What is more delightful than finding a well-written book about a complex population health subject? Discovering that the author is the kid brother of your elementary school roller-skating pal.
Well, you won’t get that extra kick out of reading Snowball In A Blizzard, but I did. Dr. Hatch (really! The kid who wiped his nose on the staircase banister!) has done a fabulous job of presenting in a very readable fashion the ever-present “maybe” and uncertainty in medicine, and how we live in its limits.
Who can forget the drama in 2009 of having fewer mammograms recommended? In Hatch’s take, you get the warm compassion of a doctor, with the cool eye of a statistician. The book’s title comes from a radiologist’s description of finding abnormality in a mammogram image – like finding a snowball in a blizzard. The difficulty of discerning the snowball is the crux of why screening mammograms (especially for women under age 50) lead to more harm than good.
To this day, few give weight to the argument that wider use of the test harms more women, though this is what the science tells us. The Affordable Care Act ignored the new recommendation, cowing to the sheer tsunami of emotion about the subject. Science often takes a back seat to emotion in medicine.
He tackles many hot topics, ranging from statins to anti-depressants, from hormone replacement therapy to Lyme disease. Each is viewed through the lens of what we know, how we know it, and how the unknowns shape the ends. For example, in a chapter about statins, Hatch points out that the landmark study proving the drug’s benefit included only people who stood to benefit the most from it. Since that time, statins have come to be used for more and more people, who have fewer of the characteristics of a high-benefit-potential statin patient. So, we have a lot more people getting a lot less “health” from the drug and we do not know the true impact of it.
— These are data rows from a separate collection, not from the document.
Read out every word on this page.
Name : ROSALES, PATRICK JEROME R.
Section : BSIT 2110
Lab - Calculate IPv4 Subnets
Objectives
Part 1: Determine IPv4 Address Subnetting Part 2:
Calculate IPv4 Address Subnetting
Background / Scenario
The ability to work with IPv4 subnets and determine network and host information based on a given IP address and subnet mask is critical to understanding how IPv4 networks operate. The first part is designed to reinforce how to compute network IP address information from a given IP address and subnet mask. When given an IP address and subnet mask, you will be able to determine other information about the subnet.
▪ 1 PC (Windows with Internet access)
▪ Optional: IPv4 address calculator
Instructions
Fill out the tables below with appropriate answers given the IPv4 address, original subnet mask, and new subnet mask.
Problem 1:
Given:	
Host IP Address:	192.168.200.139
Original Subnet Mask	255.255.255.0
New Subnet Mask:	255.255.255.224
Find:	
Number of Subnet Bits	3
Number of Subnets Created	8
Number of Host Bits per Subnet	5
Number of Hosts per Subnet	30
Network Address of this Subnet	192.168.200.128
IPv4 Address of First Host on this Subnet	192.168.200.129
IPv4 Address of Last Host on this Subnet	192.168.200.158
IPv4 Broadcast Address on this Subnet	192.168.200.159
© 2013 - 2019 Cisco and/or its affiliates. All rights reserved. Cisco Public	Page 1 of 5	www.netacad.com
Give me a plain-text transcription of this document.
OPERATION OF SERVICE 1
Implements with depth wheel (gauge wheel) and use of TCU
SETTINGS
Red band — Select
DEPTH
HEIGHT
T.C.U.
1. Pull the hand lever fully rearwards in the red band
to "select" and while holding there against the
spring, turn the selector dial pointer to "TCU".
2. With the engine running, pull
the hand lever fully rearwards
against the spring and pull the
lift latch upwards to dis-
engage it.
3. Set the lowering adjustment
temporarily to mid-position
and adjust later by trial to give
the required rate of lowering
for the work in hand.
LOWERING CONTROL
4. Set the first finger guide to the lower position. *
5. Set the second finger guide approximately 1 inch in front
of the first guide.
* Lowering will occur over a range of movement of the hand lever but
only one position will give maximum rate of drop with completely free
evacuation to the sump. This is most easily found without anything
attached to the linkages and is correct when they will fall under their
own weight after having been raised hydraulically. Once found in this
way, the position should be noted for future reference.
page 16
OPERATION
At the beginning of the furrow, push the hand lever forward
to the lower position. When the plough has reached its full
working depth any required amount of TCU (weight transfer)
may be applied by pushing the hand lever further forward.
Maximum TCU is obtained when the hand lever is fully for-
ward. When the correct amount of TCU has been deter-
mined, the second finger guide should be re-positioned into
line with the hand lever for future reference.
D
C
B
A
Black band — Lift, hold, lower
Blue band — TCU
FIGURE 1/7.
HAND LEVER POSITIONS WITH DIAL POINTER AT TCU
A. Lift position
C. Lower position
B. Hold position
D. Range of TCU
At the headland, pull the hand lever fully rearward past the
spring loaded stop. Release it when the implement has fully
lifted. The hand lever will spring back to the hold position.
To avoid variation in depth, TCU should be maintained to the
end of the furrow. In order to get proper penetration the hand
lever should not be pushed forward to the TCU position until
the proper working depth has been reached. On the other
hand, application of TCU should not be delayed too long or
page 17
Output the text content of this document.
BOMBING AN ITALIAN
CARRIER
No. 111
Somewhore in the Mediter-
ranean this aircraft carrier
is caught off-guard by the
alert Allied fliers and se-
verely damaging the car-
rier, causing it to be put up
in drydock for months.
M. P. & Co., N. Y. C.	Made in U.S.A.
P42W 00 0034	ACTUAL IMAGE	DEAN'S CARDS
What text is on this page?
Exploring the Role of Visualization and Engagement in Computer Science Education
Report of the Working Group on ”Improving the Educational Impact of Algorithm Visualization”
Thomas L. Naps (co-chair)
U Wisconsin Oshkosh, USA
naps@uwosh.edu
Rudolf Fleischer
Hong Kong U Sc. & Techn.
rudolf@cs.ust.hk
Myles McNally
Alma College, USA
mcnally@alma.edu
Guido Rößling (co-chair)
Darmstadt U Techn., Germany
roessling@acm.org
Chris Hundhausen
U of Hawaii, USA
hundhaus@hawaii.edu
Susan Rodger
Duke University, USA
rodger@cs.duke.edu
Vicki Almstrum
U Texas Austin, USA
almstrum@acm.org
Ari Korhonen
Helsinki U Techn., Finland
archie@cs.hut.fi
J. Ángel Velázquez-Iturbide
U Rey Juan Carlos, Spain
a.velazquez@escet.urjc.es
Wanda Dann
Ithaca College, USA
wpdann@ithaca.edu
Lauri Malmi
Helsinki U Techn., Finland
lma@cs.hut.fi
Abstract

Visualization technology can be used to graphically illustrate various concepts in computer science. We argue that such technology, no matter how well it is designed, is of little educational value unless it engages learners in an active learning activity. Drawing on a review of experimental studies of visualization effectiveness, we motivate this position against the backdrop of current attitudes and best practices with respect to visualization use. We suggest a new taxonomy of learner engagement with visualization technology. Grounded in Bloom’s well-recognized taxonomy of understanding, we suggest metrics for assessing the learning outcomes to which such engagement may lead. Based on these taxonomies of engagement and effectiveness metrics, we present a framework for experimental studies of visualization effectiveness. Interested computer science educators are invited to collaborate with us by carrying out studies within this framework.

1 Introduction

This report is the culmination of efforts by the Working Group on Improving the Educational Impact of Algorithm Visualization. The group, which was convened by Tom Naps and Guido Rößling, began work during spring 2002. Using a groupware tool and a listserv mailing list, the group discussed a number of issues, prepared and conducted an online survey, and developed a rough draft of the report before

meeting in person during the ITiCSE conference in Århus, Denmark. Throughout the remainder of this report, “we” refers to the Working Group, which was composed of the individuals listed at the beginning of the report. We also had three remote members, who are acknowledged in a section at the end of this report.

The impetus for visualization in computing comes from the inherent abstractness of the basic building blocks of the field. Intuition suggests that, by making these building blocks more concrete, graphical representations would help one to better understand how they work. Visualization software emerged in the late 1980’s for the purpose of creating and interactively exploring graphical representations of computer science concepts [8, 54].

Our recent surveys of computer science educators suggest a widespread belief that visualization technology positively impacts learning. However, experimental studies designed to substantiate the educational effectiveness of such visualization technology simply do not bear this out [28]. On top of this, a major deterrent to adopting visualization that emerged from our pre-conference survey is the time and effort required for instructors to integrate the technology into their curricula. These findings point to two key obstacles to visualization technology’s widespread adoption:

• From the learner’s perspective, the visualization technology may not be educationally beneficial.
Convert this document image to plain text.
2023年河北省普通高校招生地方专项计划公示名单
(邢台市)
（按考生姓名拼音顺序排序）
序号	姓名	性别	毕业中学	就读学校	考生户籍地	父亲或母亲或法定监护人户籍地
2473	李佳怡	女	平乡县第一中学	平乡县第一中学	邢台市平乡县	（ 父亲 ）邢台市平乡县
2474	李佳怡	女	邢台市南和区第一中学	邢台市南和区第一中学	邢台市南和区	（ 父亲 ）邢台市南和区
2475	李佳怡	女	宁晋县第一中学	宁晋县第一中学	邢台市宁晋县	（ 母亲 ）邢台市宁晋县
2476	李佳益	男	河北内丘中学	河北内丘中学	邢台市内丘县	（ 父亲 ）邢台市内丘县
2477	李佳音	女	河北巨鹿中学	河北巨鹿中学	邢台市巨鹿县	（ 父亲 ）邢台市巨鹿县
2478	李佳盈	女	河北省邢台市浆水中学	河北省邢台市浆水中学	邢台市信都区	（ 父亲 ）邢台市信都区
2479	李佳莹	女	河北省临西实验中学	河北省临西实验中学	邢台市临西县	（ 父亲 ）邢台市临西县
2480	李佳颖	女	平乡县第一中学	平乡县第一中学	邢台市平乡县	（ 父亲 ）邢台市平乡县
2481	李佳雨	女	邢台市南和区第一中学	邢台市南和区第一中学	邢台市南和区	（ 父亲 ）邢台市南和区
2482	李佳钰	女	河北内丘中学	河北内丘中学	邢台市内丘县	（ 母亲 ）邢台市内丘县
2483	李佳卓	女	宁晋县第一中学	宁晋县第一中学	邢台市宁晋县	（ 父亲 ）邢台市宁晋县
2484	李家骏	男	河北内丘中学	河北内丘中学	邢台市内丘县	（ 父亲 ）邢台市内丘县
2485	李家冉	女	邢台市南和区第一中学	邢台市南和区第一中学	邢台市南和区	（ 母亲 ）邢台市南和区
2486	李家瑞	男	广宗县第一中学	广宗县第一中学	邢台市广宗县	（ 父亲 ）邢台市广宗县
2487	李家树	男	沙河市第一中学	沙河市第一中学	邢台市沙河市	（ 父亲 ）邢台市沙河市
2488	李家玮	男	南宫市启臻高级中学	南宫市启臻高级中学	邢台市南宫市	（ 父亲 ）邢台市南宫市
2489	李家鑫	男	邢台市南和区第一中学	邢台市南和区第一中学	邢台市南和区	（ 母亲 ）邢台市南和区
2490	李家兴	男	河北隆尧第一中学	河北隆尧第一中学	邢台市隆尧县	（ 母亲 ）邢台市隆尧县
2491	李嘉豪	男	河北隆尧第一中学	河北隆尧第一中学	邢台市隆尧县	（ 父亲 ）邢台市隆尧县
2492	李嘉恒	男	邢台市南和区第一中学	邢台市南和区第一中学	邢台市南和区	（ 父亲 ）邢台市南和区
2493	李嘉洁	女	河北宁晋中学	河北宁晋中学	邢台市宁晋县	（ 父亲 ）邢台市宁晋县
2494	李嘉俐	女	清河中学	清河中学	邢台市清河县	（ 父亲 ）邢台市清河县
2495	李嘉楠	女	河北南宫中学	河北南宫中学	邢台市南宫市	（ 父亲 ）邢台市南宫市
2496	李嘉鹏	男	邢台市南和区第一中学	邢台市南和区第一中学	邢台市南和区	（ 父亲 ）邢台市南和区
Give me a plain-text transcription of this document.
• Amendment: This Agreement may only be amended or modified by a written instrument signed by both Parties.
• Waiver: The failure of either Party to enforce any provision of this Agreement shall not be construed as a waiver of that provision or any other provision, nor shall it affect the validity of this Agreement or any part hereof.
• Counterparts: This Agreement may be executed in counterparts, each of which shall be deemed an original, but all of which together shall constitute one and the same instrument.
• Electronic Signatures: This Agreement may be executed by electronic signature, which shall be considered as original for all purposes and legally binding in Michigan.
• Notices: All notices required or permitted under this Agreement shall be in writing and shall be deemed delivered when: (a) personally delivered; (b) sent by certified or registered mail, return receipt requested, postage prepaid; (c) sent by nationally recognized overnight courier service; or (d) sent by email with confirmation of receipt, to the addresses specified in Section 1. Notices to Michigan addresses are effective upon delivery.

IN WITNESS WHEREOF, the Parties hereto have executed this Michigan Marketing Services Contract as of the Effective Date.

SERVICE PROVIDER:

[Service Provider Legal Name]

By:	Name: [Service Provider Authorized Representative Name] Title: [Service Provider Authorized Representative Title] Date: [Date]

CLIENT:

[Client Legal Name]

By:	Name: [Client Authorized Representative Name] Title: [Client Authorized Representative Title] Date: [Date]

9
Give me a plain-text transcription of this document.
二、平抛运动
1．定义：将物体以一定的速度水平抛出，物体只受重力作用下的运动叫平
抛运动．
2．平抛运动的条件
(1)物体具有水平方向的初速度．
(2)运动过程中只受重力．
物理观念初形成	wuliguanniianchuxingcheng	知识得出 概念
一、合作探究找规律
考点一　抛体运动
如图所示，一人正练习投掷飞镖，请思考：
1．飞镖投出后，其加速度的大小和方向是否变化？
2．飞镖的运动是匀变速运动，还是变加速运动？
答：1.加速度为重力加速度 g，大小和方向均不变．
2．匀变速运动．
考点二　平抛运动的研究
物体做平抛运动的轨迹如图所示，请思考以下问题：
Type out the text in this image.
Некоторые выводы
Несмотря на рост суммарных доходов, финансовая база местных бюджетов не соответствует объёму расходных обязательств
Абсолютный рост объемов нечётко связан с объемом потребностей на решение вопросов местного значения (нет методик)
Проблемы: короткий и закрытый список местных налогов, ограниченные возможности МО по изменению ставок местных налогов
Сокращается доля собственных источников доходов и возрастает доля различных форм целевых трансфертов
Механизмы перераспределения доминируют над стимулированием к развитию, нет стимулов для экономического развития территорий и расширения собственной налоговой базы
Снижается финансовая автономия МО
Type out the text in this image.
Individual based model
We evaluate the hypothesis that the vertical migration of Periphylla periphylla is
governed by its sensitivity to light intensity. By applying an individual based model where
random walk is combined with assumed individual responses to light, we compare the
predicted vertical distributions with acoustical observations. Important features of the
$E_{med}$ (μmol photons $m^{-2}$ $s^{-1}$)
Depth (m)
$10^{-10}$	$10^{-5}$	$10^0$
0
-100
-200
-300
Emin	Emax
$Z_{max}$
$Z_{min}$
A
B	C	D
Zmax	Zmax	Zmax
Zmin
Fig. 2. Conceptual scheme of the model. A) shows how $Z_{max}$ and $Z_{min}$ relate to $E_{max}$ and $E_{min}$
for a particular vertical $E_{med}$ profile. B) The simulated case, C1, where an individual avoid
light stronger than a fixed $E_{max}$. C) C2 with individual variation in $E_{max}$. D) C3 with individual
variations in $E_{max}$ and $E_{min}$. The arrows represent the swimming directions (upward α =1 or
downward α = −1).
The challenges of measuring depression symptoms, the controversy over chronic fatigue syndrome treatment, and more are all fodder for the uncertainty rubric. The narrative weaves in quotes from famous people, often on unrelated topics but germane to the issue; historical references; explanations of terms, and a good dash of humor. Hatch seems to take his status as a doctor lightly, poking fun at lingo that is used for the sake of sounding “doctory”. The narrative invites you into complicated subjects, reassuring you that you can indeed understand it all.
For anyone who can sacrifice the comfort of certainty, I highly recommend it. And not just because I grew up around the corner.